Suara.com - Kejaksaan Agung dinilai aneh dalam menerapkan hukum mati gelombang ketiga. Pasalnya, dari 14 terpidana, hanya empat orang dieksekusi. Sementara 10 orang lagi dikembalikan ke tahanan.
"Memang saya kira pihak kejaksaan juga cukup aneh. Melakukan pilihan-pilihan untuk eksekusi ini, ada apa ini kan menjadi tanda tanya juga di kalangan masyarakat," kata Wakil Ketua DPR dari Fraksi Partai Gerindra Fadli Zon di DPR, Senayan, Jakarta, Senin (1/8/2016).
Keempat terpidana yaitu Freddy Budiman asal Indonesia, kemudian tiga warga asal Nigeria: Seck Osmane, Michael Titus Igweh, dan Humphrey Ejike.
Fadli meminta Jaksa Agung M. Prasetyo memberikan penjelasan kepada publik mengenai kenapa hanya memilih empat terpidana.
"Sebetulnya ada latar belakang apa? Kenapa juga yang dipilih adalah orang-orang itu, kenapa tidak yang lain? Ini kan sebetulnya harus ada penjelasan," ujar Fadli.
Fadli menambahkan penjelasan kejaksaan itu sangat penting agar publik mendapatkan informasi yang utuh.
"Jadi penjelasan ke publik ini menjadi sangat penting, karena kalau tidak, orang akan berspekulasi. Ada apa?" tutur Fadli.
Menurut Fadli penundaan hukuman mati bisa saja terjadi karena adanya permintaan khusus dari negara asal terpidana.

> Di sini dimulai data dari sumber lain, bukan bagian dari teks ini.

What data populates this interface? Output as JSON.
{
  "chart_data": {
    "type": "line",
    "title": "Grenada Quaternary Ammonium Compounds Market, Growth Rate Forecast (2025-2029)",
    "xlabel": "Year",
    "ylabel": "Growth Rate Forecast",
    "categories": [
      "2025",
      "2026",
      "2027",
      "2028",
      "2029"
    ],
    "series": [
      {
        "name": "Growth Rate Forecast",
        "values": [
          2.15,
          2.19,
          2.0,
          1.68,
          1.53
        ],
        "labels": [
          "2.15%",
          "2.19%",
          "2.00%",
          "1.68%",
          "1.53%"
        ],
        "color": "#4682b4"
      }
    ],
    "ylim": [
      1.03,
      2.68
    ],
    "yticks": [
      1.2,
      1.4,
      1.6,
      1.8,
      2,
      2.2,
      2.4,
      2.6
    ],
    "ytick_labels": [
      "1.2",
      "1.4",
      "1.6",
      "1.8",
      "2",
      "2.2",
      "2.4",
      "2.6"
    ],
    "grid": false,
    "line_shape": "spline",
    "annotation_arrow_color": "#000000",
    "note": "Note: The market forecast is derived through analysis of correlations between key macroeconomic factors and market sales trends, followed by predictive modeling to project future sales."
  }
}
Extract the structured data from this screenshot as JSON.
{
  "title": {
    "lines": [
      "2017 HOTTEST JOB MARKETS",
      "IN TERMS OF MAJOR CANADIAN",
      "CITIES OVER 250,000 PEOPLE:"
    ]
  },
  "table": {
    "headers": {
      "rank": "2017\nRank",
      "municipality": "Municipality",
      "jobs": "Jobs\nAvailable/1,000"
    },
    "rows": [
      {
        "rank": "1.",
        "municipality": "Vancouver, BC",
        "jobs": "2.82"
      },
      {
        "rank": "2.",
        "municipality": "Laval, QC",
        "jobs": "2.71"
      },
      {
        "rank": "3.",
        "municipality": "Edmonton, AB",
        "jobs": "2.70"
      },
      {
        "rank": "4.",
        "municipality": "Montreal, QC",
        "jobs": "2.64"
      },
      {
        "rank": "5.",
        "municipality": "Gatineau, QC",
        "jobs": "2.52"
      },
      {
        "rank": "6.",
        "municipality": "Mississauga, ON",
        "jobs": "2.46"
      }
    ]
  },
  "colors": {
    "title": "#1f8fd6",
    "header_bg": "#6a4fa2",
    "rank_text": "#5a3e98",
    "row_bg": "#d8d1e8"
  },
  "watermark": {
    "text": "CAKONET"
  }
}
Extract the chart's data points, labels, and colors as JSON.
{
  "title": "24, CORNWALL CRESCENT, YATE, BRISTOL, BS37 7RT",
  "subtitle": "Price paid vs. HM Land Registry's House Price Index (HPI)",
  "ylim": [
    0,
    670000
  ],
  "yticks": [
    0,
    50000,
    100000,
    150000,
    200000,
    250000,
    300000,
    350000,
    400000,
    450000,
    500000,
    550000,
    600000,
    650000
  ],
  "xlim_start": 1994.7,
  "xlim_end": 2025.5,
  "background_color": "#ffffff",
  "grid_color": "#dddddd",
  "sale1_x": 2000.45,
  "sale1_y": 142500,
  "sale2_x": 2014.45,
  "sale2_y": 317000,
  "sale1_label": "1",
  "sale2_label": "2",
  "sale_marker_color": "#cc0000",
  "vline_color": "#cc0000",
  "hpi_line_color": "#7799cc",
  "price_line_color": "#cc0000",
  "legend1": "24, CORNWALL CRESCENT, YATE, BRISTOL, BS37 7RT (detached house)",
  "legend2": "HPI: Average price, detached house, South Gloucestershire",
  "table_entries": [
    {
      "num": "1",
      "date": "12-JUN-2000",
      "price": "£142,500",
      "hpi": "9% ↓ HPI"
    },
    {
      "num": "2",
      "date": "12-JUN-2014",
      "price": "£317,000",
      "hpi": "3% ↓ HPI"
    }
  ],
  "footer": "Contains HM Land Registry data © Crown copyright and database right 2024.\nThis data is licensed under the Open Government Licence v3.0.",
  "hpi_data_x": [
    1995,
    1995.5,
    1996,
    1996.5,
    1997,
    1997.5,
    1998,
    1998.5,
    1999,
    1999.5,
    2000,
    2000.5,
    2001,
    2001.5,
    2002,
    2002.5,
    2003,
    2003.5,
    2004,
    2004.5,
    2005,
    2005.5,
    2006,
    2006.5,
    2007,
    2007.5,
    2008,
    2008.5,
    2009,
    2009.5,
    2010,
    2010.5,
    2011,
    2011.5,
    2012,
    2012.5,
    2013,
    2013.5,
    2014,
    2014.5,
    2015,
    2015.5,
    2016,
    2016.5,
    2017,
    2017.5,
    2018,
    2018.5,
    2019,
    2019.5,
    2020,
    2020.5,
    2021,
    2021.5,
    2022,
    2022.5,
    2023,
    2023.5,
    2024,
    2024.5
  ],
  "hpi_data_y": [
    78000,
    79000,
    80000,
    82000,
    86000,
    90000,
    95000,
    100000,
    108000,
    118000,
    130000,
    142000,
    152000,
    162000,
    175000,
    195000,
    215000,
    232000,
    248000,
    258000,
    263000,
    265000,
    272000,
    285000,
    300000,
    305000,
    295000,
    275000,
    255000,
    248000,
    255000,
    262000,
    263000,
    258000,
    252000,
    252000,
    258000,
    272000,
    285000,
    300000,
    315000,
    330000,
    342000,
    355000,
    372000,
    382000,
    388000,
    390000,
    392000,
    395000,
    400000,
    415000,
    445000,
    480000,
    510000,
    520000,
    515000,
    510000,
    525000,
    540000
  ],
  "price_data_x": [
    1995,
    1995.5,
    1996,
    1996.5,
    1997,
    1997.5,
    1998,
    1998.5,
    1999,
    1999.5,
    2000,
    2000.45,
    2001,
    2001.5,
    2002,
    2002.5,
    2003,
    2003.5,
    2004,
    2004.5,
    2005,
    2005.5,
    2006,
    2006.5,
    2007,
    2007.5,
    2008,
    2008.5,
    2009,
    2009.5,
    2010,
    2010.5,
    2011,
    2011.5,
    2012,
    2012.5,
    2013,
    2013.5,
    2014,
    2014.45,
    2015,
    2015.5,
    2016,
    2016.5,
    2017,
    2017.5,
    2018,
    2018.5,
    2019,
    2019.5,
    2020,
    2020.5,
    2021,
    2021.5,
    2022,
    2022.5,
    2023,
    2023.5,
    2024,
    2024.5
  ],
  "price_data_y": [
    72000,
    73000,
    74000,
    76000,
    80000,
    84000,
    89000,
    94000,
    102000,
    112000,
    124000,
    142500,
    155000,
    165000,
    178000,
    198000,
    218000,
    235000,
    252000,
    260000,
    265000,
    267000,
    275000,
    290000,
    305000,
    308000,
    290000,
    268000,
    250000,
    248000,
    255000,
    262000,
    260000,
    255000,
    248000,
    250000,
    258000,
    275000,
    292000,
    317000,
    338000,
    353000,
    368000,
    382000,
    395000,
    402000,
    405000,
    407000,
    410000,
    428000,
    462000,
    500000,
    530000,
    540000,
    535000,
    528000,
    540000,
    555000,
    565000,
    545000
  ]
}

"Kecuali, kalau memang misalnya ada permintaan dari negara-negara sahabat, itu akan berbeda ceritanya. Saya kira itu patut untuk diperhitungkan, dalam arti bukan mengurangi hukuman," tutur Fadli.
"Tetapi persoalan hukuman mati, kan memang ada permintaan permintaan. Pada waktu itu kan ada juga dari Australia, dari Prancis, dari negara-negara yang merupakan sahabat kita juga dalam hal diplomatik dan lain-lain," Fadli menambahkan.